There are three commercial products on the market for subcontractor default insurance, Zurich’s “Subguard®,” XL Insurance’s “ConstructAssure®,” and a product from Construction Risk Underwriters (CRU). Subcontractor default insurance, an alternative to surety bonds, protects the general contractor from losses arising from defaults by unbonded subcontractors. The general contractor enrolls all prequalified subcontractors for a specific project or policy term and is indemnified (held harmless) by the insurance company for any direct or indirect costs incurred if one of those subcontractors defaults on performance.
Subcontractor default insurance operates under a high deductible, high co-pay model offered at a significant discount to bonds. It protects the general contractor against losses well above the penal sum of the bond and also rewards those general contractors with the best risk management procedures.

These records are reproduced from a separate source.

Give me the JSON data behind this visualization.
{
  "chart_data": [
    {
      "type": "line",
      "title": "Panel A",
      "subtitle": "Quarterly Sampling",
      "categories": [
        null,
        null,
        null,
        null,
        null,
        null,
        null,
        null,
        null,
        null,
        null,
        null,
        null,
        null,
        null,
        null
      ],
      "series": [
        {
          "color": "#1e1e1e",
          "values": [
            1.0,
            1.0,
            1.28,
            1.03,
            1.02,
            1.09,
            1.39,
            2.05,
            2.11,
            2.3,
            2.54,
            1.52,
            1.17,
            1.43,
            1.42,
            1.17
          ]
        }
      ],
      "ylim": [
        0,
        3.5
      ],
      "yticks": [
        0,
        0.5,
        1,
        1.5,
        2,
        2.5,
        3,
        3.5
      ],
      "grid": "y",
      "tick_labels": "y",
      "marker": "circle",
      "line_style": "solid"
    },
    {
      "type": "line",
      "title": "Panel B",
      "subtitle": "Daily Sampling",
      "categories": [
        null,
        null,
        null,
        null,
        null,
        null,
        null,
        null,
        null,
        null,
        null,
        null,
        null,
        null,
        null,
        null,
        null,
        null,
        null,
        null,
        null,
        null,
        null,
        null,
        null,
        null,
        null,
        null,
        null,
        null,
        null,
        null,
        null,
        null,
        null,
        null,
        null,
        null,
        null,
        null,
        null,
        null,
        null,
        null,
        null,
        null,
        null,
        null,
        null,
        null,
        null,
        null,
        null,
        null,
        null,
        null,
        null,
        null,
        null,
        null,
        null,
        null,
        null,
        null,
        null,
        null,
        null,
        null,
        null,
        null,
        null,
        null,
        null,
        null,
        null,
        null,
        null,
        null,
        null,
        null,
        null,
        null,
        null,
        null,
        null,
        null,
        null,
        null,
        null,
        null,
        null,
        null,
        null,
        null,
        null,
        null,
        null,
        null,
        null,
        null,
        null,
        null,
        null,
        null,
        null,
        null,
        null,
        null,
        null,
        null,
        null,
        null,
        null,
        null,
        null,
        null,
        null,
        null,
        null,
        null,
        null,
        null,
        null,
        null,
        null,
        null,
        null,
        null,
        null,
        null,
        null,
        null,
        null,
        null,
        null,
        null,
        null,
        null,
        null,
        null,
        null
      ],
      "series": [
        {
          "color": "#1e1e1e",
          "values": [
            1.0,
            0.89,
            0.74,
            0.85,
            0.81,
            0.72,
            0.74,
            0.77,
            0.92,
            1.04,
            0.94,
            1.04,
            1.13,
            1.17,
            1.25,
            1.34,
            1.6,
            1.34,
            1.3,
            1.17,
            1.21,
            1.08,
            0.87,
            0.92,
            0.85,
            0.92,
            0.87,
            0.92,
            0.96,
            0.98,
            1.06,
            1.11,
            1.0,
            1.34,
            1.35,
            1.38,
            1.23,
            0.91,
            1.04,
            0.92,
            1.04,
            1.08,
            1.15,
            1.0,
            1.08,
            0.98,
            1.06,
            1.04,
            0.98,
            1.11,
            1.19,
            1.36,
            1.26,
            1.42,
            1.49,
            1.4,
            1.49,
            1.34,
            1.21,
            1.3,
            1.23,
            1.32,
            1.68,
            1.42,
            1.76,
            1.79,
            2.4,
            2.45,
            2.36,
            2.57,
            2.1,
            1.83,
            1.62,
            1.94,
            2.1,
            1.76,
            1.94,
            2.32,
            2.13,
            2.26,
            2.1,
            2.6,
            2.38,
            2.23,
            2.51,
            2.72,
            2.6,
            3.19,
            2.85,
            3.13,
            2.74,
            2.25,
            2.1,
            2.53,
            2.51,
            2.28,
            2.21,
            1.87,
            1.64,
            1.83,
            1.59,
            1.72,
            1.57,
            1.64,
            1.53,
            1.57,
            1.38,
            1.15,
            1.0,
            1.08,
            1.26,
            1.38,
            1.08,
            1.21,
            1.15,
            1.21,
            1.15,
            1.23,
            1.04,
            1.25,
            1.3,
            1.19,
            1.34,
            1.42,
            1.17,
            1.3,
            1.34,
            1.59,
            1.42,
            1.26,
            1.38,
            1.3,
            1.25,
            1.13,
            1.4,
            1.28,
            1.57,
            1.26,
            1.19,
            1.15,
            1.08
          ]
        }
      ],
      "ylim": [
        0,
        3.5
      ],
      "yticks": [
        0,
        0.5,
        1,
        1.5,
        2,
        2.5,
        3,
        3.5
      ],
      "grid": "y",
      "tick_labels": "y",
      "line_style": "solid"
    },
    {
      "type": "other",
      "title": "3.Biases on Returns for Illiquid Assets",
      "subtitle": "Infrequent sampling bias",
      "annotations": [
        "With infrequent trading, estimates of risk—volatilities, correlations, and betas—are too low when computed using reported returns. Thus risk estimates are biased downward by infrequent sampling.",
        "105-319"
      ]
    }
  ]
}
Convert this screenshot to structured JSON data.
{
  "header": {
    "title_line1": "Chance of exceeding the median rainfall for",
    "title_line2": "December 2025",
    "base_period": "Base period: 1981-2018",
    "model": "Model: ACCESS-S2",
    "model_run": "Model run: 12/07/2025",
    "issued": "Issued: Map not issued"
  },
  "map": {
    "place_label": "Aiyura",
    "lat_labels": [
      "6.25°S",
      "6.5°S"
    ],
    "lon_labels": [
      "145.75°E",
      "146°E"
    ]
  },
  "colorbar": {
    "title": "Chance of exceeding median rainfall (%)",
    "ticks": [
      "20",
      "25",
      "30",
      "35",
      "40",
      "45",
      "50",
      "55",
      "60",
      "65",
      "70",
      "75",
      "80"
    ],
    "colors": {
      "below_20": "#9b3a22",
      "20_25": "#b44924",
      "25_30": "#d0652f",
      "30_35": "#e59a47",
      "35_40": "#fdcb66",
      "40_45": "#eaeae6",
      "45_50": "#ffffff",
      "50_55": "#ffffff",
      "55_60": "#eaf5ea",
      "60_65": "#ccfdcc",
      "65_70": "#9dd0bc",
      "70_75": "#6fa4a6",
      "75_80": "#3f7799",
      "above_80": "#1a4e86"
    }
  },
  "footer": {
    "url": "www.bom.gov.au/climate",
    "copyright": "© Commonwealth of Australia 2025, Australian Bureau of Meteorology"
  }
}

The premium for subcontractor default insurance includes an option to collect the potential deductible and co-pay responsibilities in a loss fund. If the general contractor does not incur any losses, and therefore does not withdraw against the loss fund, that money is profit to the general contractor. Under a bond, the premium money is paid to the bonding company never to be seen again, even if the general contractor manages the job and subcontractors perfectly. Thus, subcontractor default insurance provides a significant financial incentive that compensates general contractors for the risk management work they are already doing day in and day out.
Reference: The Grayling Report, Vol. 2, Issue 1 (January 2012).